Automating seismic data analysis and interpretation

Recent developments in artificial intelligence and machine learning can automate different tasks in data analysis. I will discuss the quest for automation by tracking the development of automatic picking algorithms, from velocity picking in seismic processing to horizon picking in seismic interpretation. We will search for the limits of automation to discover the distinguishing qualities that separate human geophysicists from machines.

The automatic picking algorithm follows the analogy between picking trajectories in images with variable intensities and tracking seismic rays in the subsurface with variable velocities. Picking trajectories from local similarity panels generated from time shifts provides an effective means for measuring local shifts between images, with practical applications in time-lapse and multicomponent image registration, matching seismic with well logs, and data compression using the seislet transform.  In seismic interpretation, automatic picking finds additional application for tracking fault surfaces, salt boundaries, and other geologic features.

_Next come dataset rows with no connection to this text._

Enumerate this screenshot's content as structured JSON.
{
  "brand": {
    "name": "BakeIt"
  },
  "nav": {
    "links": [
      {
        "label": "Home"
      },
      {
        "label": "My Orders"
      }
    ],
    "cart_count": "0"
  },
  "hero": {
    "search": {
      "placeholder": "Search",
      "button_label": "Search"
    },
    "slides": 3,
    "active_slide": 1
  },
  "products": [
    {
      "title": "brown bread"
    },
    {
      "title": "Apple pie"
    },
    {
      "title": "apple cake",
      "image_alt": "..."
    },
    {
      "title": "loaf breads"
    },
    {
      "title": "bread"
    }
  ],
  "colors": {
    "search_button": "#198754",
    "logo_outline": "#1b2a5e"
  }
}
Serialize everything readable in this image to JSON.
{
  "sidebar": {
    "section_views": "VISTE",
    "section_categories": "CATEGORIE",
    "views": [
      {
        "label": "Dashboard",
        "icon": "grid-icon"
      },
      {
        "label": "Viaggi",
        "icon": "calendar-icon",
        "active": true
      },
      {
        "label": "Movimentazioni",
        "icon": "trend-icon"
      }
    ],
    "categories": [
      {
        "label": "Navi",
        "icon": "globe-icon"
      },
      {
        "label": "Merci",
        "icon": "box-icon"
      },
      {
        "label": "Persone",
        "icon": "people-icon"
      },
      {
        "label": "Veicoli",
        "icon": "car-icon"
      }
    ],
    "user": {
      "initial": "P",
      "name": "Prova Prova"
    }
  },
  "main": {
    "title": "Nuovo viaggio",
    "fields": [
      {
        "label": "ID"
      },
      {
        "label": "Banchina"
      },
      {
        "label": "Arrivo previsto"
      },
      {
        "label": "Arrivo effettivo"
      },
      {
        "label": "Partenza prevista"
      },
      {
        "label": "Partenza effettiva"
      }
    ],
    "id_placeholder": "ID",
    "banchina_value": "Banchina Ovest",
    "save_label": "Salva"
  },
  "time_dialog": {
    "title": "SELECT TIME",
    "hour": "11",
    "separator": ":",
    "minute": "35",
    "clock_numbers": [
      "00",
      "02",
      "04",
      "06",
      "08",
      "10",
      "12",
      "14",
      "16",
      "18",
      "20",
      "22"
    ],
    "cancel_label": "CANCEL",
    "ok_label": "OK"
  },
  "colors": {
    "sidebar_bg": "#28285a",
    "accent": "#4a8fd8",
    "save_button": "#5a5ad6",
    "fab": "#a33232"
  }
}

The power of automatic picking is further enhanced by novel deep learning algorithms. The deep learning approach can use a convolutional neural network trained on synthetically generated images to detect geologic features in real images with an unmatched level of performance in both efficiency and accuracy. The lessons to learn from these developments include not only the potential for automation, harvested through artificial neural networks and modern computing resources, but also the potential for human ingenuity, harvested through professional networks.